Auch Günther Leiner, in den letzten vier Jahren Gesundheitssprecher, und damit Nachfolger Rasingers, der Anfang 1991 vom damaligen ÖVP- Obmann Josef Riegler abgesetzt wurde, sieht in den künftigen gesundheitspolitischen Fragestellungen eine große gesellschaftspolitische Signalwirkung.

Deutlich werden die unterschiedlichen Positionen von Leiner und Rasinger anhand ihrer Aussagen zu Empfängnisverhütung, Sexualerziehung oder AIDS. So kritisiert etwa Leiner im FuRCHE-Gespräch, „daß immer so getan wird, als ob das Kondom der Schutz vor allem ist. Man suggeriert den Leuten, wenn sie ein Kondom verwenden, können sie alles machen.

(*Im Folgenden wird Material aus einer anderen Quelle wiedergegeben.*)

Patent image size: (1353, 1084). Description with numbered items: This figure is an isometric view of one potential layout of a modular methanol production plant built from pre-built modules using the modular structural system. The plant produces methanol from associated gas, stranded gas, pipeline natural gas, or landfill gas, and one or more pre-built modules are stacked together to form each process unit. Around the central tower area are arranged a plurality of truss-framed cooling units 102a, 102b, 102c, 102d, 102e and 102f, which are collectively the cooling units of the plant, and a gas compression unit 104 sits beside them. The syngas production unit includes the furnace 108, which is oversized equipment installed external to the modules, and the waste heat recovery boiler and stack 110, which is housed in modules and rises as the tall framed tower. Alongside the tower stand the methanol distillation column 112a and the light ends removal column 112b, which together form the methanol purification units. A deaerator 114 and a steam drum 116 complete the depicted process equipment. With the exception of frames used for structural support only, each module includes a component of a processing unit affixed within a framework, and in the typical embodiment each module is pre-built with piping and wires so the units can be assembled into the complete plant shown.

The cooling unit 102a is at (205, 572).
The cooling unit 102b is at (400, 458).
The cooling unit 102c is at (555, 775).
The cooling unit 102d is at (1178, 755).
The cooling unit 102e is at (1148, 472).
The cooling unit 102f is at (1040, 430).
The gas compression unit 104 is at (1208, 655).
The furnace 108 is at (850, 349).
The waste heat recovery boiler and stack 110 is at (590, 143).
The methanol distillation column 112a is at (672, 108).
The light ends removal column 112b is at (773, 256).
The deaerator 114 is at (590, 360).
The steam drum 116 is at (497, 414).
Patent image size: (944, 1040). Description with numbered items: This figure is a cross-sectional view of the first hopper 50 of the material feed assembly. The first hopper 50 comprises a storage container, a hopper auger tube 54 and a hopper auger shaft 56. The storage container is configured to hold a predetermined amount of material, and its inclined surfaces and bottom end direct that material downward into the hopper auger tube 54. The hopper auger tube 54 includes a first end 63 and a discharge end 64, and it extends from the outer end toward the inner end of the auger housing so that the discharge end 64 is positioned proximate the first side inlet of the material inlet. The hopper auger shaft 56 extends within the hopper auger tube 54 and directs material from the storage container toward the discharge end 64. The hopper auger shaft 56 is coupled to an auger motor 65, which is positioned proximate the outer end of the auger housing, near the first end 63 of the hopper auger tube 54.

Dabei gibt es Untersuchungen, wonach auch Kondome rund 20 Prozent Fehlerquote aufweisen.“ Das Kondom zu propagieren sei daher auch aus gesundheitspolitischen Gründen nicht unproblematisch. Noch mehr bedauert Leiner allerdings, „daß niemand daran denkt, das einzig Sinnvolle in den Vordergrund zu stellen - nämlich die Treue in der Partnerschaft.“ Gesundheitspolitik habe - etwa auch im Bereich der Fortpflanzungs- oder der Intensivmedizin zunehmend mit Werten zu tun: „Und da wird natürlich zunehmend ein gewisses Vakuum sichtbar — ein Vakuum, daß für mich persönlich nur von christlichen Werten gefüllt werden kann.“

Rasinger hingegen verlangt eine möglichst frühe und umfassende Aufklärung der Jugendlichen über Sexualität und Verhütung: „Es nützt nichts zu sagen, Sex findet nicht statt. Und die Frage von Grundwerten wie Liebe und Treue kann man als Gesundheitspolitiker der Bevölkerung nicht vorschreiben.“ Von der Gratis-Pille oder Gratis-Kondomen hält auch Rasinger nicht viel — allerdings aus pekuniären Motiven: „Das können wir uns finanziell nicht leisten. Außerdem hat ohnehin jeder - auch Jugendliche - die Möglichkeit, sich Pille oder Kondom selbst zu beschaffen.“

Weitgehend idente Aussagen von Leiner wie Rasinger sind mittlerweile zum Thema Abtreibung zu hören (vor seiner Ablöse als Gesundheitssprecher hatte Rasinger durch mangelnde Ablehnung des „Abtreibungs-Medikaments“ RU 486 für Wirbel gesorgt). — Rasinger:' „Als Arzt und Vater zweier Kinder kann ich keiner Frau die Abtreibung empfehlen — die Debatte müßte daher sein, ,wie kann ich Abtreibungen vermeiden1 und nicht ,welche Methode wende ich an‘.“ — Leiner: „Für mich hat kein Mensch, und vor allem auch kein Arzt, das Recht, Leben zu töten. So gesehen ist jede Methode schlecht.“

Eine „Entartung der Natur“ sieht Leiner in der Homosexualität. Eine Gleichstellung mit der Ehe komme für ihn ebensowenig in Frage, wie eine Senkung des Schutzalters.